W.G. Sebald - Die Ringe des Saturn

  • Ein guter Freund in Irland legte mir vor einiger Zeit mal nahe, etwas vom deutschen Autpor Winfried G. Sebald zu lesen, auch in dem Vorteil, dass ich das Glück hätte, seine Werke sogar in der Originalsprache lesen zu können. Gesagt, getan - ich habe mir ein Buch Sebalds ausgewählt:



    Die Ringe des Saturn - eine englische Wallfart


    Der Inhalt des Buches lässt sich genau so beschreiben: Sebald durchquert zu Fuß die ostenglische Grafschaft Suffolk. Mehr passiert in diesem Buch nicht und das ist auch nicht der Zweck: es geht hier vielmehr um ausschweifende Geschichten, Anekdoten und Erzählungen, die Sebald an vielerlei Orten auf seiner Reise durch die englische Einöde aufgreift.
    So weit, so gut - das Problem an der Sache ist nur, dass das ganze meiner Meinung nach schlicht und ergreifend nicht zusammenpasst. So beschreibt Sebald beispielsweise an der einen Stelle ausschweifend die Entwicklung und Wandel des Heringsfischfangs, an anderer Stelle das Ende der chinesischen Kaiserdynastie, oder einen nahezu inhaltslosen Aufenthalt Sebalds, bei einer irischen Landfamilie - immer angeregt durch kleine Details und Begebenheiten auf seiner Reise. Diese Abschweifungen sind weder interessant beschrieben (Sebald benutzt zudem ein sehr, sehr eigenartiges Deutsch mit teils konfusen Satzkonstruktionen), noch erfüllen sie einen Zweck - man fragt sich pausenlos, warum Sebald gerade hiervon und wenig später davon so ausschweifend erzählt - es fehlt gewissermaßen ein roter Faden, oder ein gewisses Ziel, worauf all das hinauslaufen soll.


    Mag sein, dass der ein oder andere Sebalds Sinn in diesem Buch versteht - für mich ist das Werk ein vollkommen wirres, nichtssagendes Stück Literatur :-?
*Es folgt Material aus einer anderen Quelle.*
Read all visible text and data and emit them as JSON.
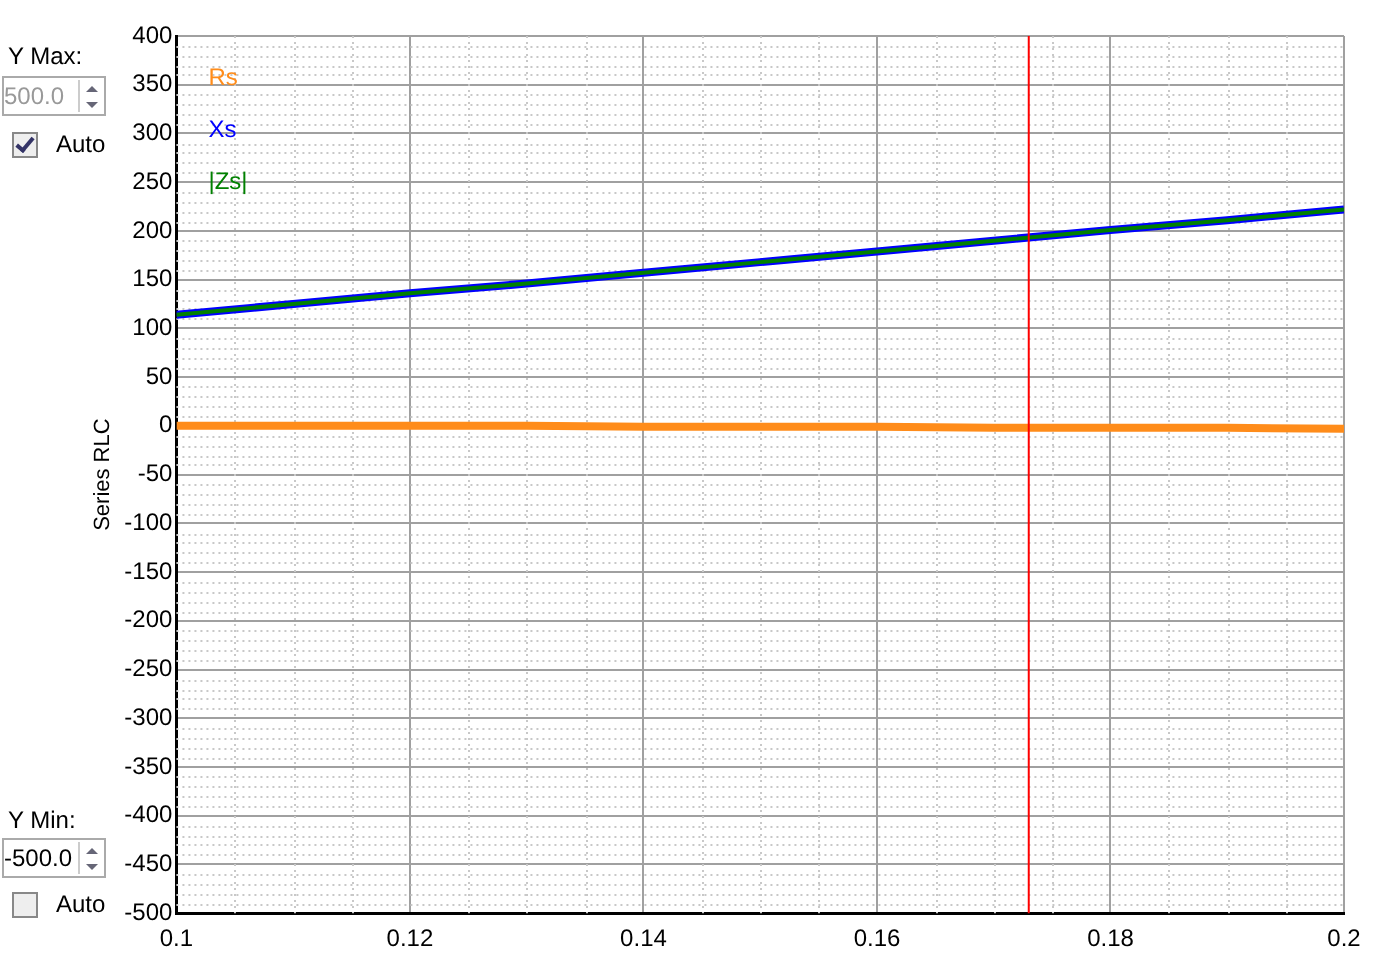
{
  "chart_data": {
    "type": "line",
    "ylabel": "Series RLC",
    "x": [
      0.1,
      0.11,
      0.12,
      0.13,
      0.14,
      0.15,
      0.16,
      0.17,
      0.18,
      0.19,
      0.2
    ],
    "series": [
      {
        "name": "Rs",
        "color": "#ff8c1a",
        "values": [
          0,
          0,
          0,
          0,
          -1,
          -1,
          -1,
          -2,
          -2,
          -2,
          -3
        ]
      },
      {
        "name": "Xs",
        "color": "#0000ff",
        "values": [
          114,
          125,
          136,
          146,
          157,
          168,
          179,
          190,
          201,
          211,
          222
        ]
      },
      {
        "name": "|Zs|",
        "color": "#008000",
        "values": [
          114,
          125,
          136,
          146,
          157,
          168,
          179,
          190,
          201,
          211,
          222
        ]
      }
    ],
    "xlim": [
      0.1,
      0.2
    ],
    "xticks": [
      0.1,
      0.12,
      0.14,
      0.16,
      0.18,
      0.2
    ],
    "ylim": [
      -500,
      400
    ],
    "yticks": [
      -500,
      -450,
      -400,
      -350,
      -300,
      -250,
      -200,
      -150,
      -100,
      -50,
      0,
      50,
      100,
      150,
      200,
      250,
      300,
      350,
      400
    ],
    "ref_lines": [
      {
        "axis": "x",
        "value": 0.173,
        "color": "#ff0000"
      }
    ],
    "grid": true,
    "legend": "top left",
    "marker": "none",
    "line_style": "solid",
    "annotations": [
      "Y Max:",
      "500.0",
      "Auto",
      "Y Min:",
      "-500.0",
      "Auto"
    ]
  }
}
    "Wenn ich einer Untergrundkultgemeinschaft beitrete, erwarte ich Unterstützung von meiner Familie!" (Homer Simpson)


    :montag:

  • Ich hoffe, bald inhaltlich hier Stellung nehmen zu koennen, da ich das Buch auf dem SUB habe. Ich bin allerdings ueberzeugter Sebald-Leser (von "Austerlitz" und "Schwindel.Gefuehle." - siehe dazu meine Rezis hier im BT) und erkenne in Deinen Bemerkungen den typischen Stil wieder, der mir selber sehr zusagt.
    Also spaeter mehr...?!

  • Ich habe das Buch nun gelesen und will Euch meine Rezi vorstellen:


    W.G.Sebald – Die Ringe des Saturn


    ZUM INHALT: Zu Fuß ist Sebald im August 1992 in der englischen Grafschaft Suffolk unterwegs, einem nur dünn besiedelten Landstrich an der englischen Ostküste. In einer unglaublichen Aufnahmefähigkeit lässt er Menschen und Dinge wie Brücken, Schlösser als auch Landschaften zu sich sprechen und kommt auf verschiedenste Erzählstränge. Da ist von verschiedenen schrulligen Charakteren der Gegend die Rede, der Seidenraupenzucht, dem Heringsfang, dem China des XIX. Jahrhundert, dem kolonisierten Kongo, Josef Conrad oder Chateaubriand und hundert anderen interessanten Eindrücken und Berichten.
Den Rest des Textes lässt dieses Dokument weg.